Hi I'm just trying out the prodigy nightly -- I have a dataset with over 1000 data samples. However, when I run prodigy, it runs out of data after 10 samples. If I refresh my browser, I get another 10, and it runs out again so I have to refresh the browser again. Is this expected behavior?
Hi! Which nightly version are you using and could you share your prodigy.json
configuration? Are you annotating with an existing dataset (i.e. adding more annotations to a dataset you previously created) or a new dataset?
I have the same issue and I am running version 1.11.0a4. The only configuration in my prodigy.json
is to set the sqlite database. I am annotating with a new dataset.
Same issue when using ner.teach
Can you try setting the environment variable PRODIGY_LEGACY=1
? This should work around whatever might be causing this.
Hello, new on here. I received the nightly release a few days ago and have separate virtual environments set up for the stable version, the nightly release I originally received (a4) and the one I got last night (a5).
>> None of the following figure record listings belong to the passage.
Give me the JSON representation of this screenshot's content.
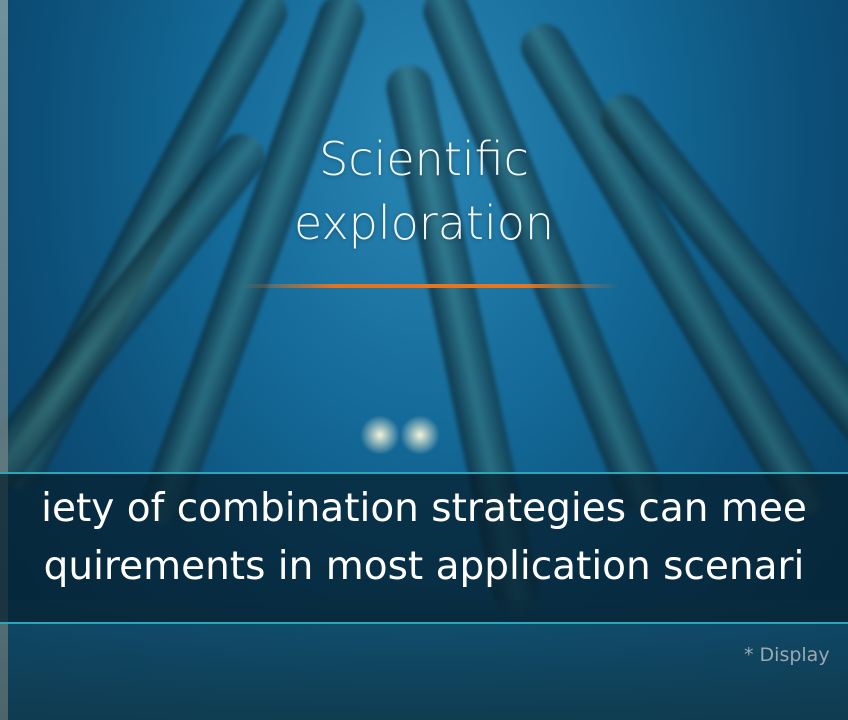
{
  "hero": {
    "title_lines": [
      "Scientific",
      "exploration"
    ]
  },
  "banner": {
    "lines": [
      "iety of combination strategies can mee",
      "quirements in most application scenari"
    ]
  },
  "footnote": "* Display"
}
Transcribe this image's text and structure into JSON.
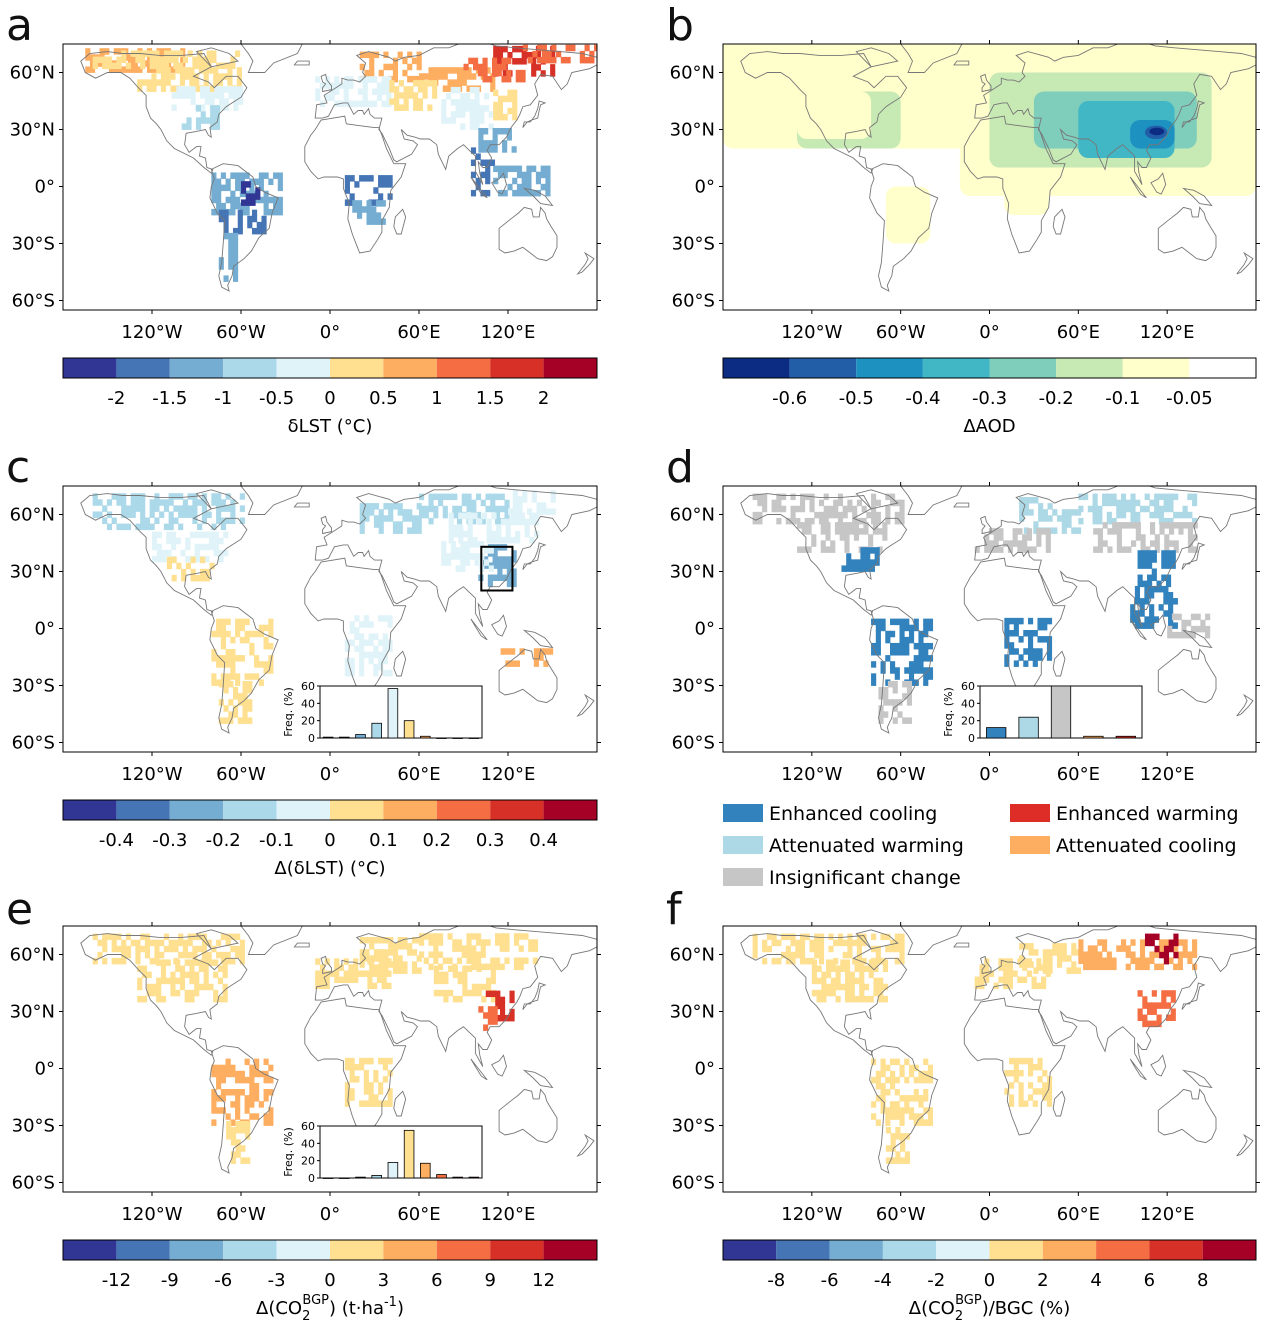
{
  "axes": {
    "lon_ticks": [
      "120°W",
      "60°W",
      "0°",
      "60°E",
      "120°E"
    ],
    "lat_ticks": [
      "60°N",
      "30°N",
      "0°",
      "30°S",
      "60°S"
    ]
  },
  "panels": [
    {
      "letter": "a",
      "colorbar": {
        "label": "δLST (°C)",
        "tick_labels": [
          "-2",
          "-1.5",
          "-1",
          "-0.5",
          "0",
          "0.5",
          "1",
          "1.5",
          "2"
        ],
        "colors": [
          "#313695",
          "#4575b4",
          "#74add1",
          "#abd9e9",
          "#e0f3f8",
          "#fee090",
          "#fdae61",
          "#f46d43",
          "#d73027",
          "#a50026"
        ]
      }
    },
    {
      "letter": "b",
      "colorbar": {
        "label": "ΔAOD",
        "tick_labels": [
          "-0.6",
          "-0.5",
          "-0.4",
          "-0.3",
          "-0.2",
          "-0.1",
          "-0.05"
        ],
        "colors": [
          "#0c2c84",
          "#225ea8",
          "#1d91c0",
          "#41b6c4",
          "#7fcdbb",
          "#c7e9b4",
          "#ffffcc",
          "#ffffff"
        ]
      }
    },
    {
      "letter": "c",
      "colorbar": {
        "label": "Δ(δLST) (°C)",
        "tick_labels": [
          "-0.4",
          "-0.3",
          "-0.2",
          "-0.1",
          "0",
          "0.1",
          "0.2",
          "0.3",
          "0.4"
        ],
        "colors": [
          "#313695",
          "#4575b4",
          "#74add1",
          "#abd9e9",
          "#e0f3f8",
          "#fee090",
          "#fdae61",
          "#f46d43",
          "#d73027",
          "#a50026"
        ]
      },
      "inset": {
        "ylabel": "Freq. (%)",
        "ytick_labels": [
          "0",
          "20",
          "40",
          "60"
        ],
        "ymax": 60,
        "bars": [
          1,
          1,
          4,
          17,
          57,
          20,
          2,
          0,
          0,
          0
        ],
        "bar_colors": [
          "#313695",
          "#4575b4",
          "#74add1",
          "#abd9e9",
          "#e0f3f8",
          "#fee090",
          "#fdae61",
          "#f46d43",
          "#d73027",
          "#a50026"
        ]
      }
    },
    {
      "letter": "d",
      "legend": [
        {
          "label": "Enhanced cooling",
          "color": "#3182bd"
        },
        {
          "label": "Enhanced warming",
          "color": "#de2d26"
        },
        {
          "label": "Attenuated warming",
          "color": "#add8e6"
        },
        {
          "label": "Attenuated cooling",
          "color": "#fdae61"
        },
        {
          "label": "Insignificant change",
          "color": "#c6c6c6"
        }
      ],
      "inset": {
        "ylabel": "Freq. (%)",
        "ytick_labels": [
          "0",
          "20",
          "40",
          "60"
        ],
        "ymax": 60,
        "bars": [
          12,
          24,
          60,
          2,
          2
        ],
        "bar_colors": [
          "#3182bd",
          "#add8e6",
          "#c6c6c6",
          "#fdae61",
          "#de2d26"
        ]
      }
    },
    {
      "letter": "e",
      "colorbar": {
        "label_main": "Δ(CO",
        "label_sub": "2",
        "label_sup": "BGP",
        "label_tail": ") (t·ha",
        "label_tail_sup": "-1",
        "label_end": ")",
        "tick_labels": [
          "-12",
          "-9",
          "-6",
          "-3",
          "0",
          "3",
          "6",
          "9",
          "12"
        ],
        "colors": [
          "#313695",
          "#4575b4",
          "#74add1",
          "#abd9e9",
          "#e0f3f8",
          "#fee090",
          "#fdae61",
          "#f46d43",
          "#d73027",
          "#a50026"
        ]
      },
      "inset": {
        "ylabel": "Freq. (%)",
        "ytick_labels": [
          "0",
          "20",
          "40",
          "60"
        ],
        "ymax": 60,
        "bars": [
          0,
          0,
          1,
          3,
          18,
          55,
          17,
          4,
          1,
          1
        ],
        "bar_colors": [
          "#313695",
          "#4575b4",
          "#74add1",
          "#abd9e9",
          "#e0f3f8",
          "#fee090",
          "#fdae61",
          "#f46d43",
          "#d73027",
          "#a50026"
        ]
      }
    },
    {
      "letter": "f",
      "colorbar": {
        "label_main": "Δ(CO",
        "label_sub": "2",
        "label_sup": "BGP",
        "label_tail": ")/BGC (%)",
        "tick_labels": [
          "-8",
          "-6",
          "-4",
          "-2",
          "0",
          "2",
          "4",
          "6",
          "8"
        ],
        "colors": [
          "#313695",
          "#4575b4",
          "#74add1",
          "#abd9e9",
          "#e0f3f8",
          "#fee090",
          "#fdae61",
          "#f46d43",
          "#d73027",
          "#a50026"
        ]
      }
    }
  ]
}
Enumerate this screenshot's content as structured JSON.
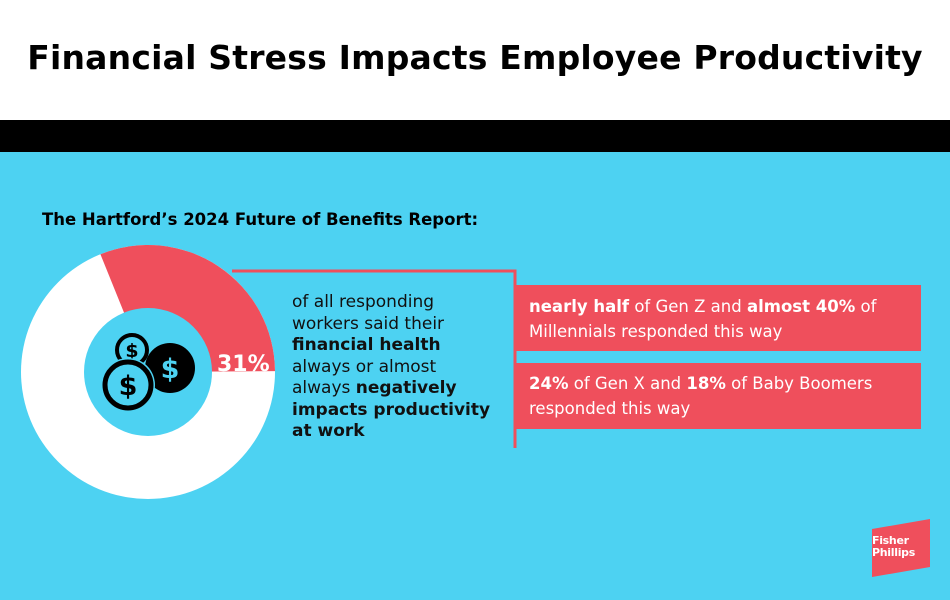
{
  "header": {
    "title": "Financial Stress Impacts Employee Productivity"
  },
  "report": {
    "subtitle": "The Hartford’s 2024 Future of Benefits Report:",
    "donut": {
      "percent_value": 31,
      "percent_label": "31%",
      "highlight_color": "#ef4f5c",
      "base_color": "#ffffff",
      "center_color": "#4dd2f2",
      "icon": "dollar-coins-icon"
    },
    "statement": {
      "part1": "of all responding workers said their ",
      "bold1": "financial health",
      "part2": " always or almost always ",
      "bold2": "negatively impacts productivity at work"
    },
    "callouts": [
      {
        "bold_a": "nearly half",
        "text_a": " of Gen Z and ",
        "bold_b": "almost 40%",
        "text_b": " of Millennials responded this way"
      },
      {
        "bold_a": "24%",
        "text_a": " of Gen X and ",
        "bold_b": "18%",
        "text_b": " of Baby Boomers responded this way"
      }
    ]
  },
  "brand": {
    "logo_line1": "Fisher",
    "logo_line2": "Phillips",
    "logo_color": "#ef4f5c"
  },
  "colors": {
    "background": "#4dd2f2",
    "accent": "#ef4f5c",
    "band": "#000000"
  }
}
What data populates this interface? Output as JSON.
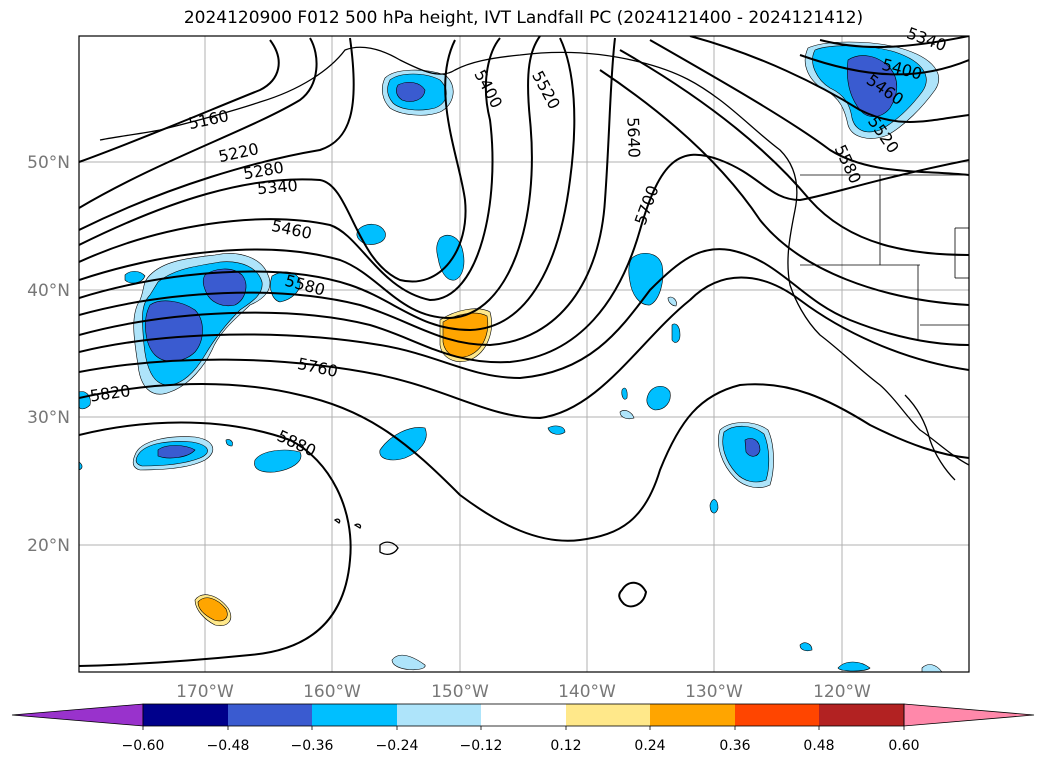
{
  "title": "2024120900 F012 500 hPa height, IVT Landfall PC (2024121400 - 2024121412)",
  "longitude_labels": [
    "170°W",
    "160°W",
    "150°W",
    "140°W",
    "130°W",
    "120°W"
  ],
  "latitude_labels": [
    "50°N",
    "40°N",
    "30°N",
    "20°N"
  ],
  "contour_labels": [
    "5160",
    "5220",
    "5280",
    "5340",
    "5400",
    "5460",
    "5520",
    "5580",
    "5640",
    "5700",
    "5760",
    "5820",
    "5880",
    "5340",
    "5400",
    "5460",
    "5520",
    "5580"
  ],
  "colorbar": {
    "tick_labels": [
      "−0.60",
      "−0.48",
      "−0.36",
      "−0.24",
      "−0.12",
      "0.12",
      "0.24",
      "0.36",
      "0.48",
      "0.60"
    ],
    "colors": [
      "#9932cc",
      "#00008b",
      "#3a5bd0",
      "#00bfff",
      "#aee4fa",
      "#ffffff",
      "#ffe88a",
      "#ffa500",
      "#ff4500",
      "#b22222",
      "#ff88aa"
    ]
  },
  "field_colors": {
    "dark": "#3a5bd0",
    "mid": "#00bfff",
    "light": "#aee4fa",
    "orange": "#ffa500",
    "yellow": "#ffe88a"
  }
}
I was running into this issue as well while trying to run ner.teach on multi-word spans identified with the help of sense2vec.teach. I tried the following command in each of the three builds (stable,a4,a5):
prodigy ner.teach ner_lbl_dataset en_core_web_lg /path/to/source.txt --label LBL --patterns lbl_patterns.jsonl
My source text is several thousand examples long. In nightly a4, I found it stalled out at 10 annotations, while the stable build and a5 were not limited. Hopefully this is useful for someone!
My prodigy.json file appears to be empty when I cat
it.
Glad it worked and yes, I just realised I forgot to update this thread! We added a workaround in the latest nightly that falls back to the previous feeds behaviour and should resolve this problem
Hi, I was able to not get this problem for a while by using the PRODIGY_LEGACY=1 flag, but now it is coming back up again. I'm using the nightly prodigy-1.11.0a5 now, and with or without the flag, I am getting this issue. I'm using spacy installed from the github source. My annotation data is extremely long now, over 100k, so maybe that is why? I'm also prepopulating the annotation with a model before annotating.
By extremely long, do you mean the input data or the individual examples? The number of incoming examples shouldn't matter because the stream is only consumed in batches.
Do you have a custom recipe that pre-populates the annotations? If so, is there any case where your stream might yield None
values, or does the model take very long to process the texts? Also, is there any place where you're duplicating examples (e.g. to send out multiple suggestions)? And when you look at the hashes of the outgoing examples, do you see any duplicates there?
I see. I also turned the stream into a list and sorted it -- that's the only way I can get the stream to appear in order when there's more than on entity per annotation -- so it takes a little while on start up, but then it is fine.
Yea I do prepopulate, and I include streams that don't have entities -- I think this makes sense in case the prepopulating model makes a mistake. But I'm having this issue quite regularly at once every 10 annotations, so I don't feel like this is the only issue. There are no duplicates, I have de-duplicated everything.
I'm also seeing this with prodigy-1.11.0a5. I'm running:
$ prodigy rel.manual ner_exp_restr_dep en_core_web_lg ./output.jsonl \
--label HAS_COSTS,IN_YEAR \
--span-label EXP_RESTR,MONEY,DATE \
--add-ents \
--wrap
My data file:
$ cat output.jsonl | wc -l
3517
$ head -3 output.jsonl
{"text": "Due to the high fixed cost structure associated with the Retail segment, a decline in sales or the closure or poor performance of individual or multiple stores could result in significant lease termination costs, write-offs of equipment and leasehold improvements, and severance costs.", "spans": [{"start": 269, "end": 284, "label": "EXP_RESTR"}]}
{"text": "The Company regularly reviews its investment portfolio to determine if any security is other-than-temporarily impaired, which would require the Company to record an impairment charge in the period any such determination is made.", "spans": [{"start": 165, "end": 182, "label": "EXP_RESTR"}]}
{"text": "Other income and expense also could vary materially from expectations depending on gains or losses realized on the sale or exchange of financial instruments; impairment charges resulting from revaluations of debt and equity securities and other investments; interest rates; cash balances; and changes in fair value of derivative instruments.", "spans": [{"start": 158, "end": 176, "label": "EXP_RESTR"}]}
When I go to localhost:8080 only 10 annotations are available.
@jamiehannaford Thanks for the details, I was able to reproduce this and I think I found the problem. Just building a new nightly that should fix the issue
Thanks @ines that seems to have fixed it
Great to hear it, thanks for reporting back!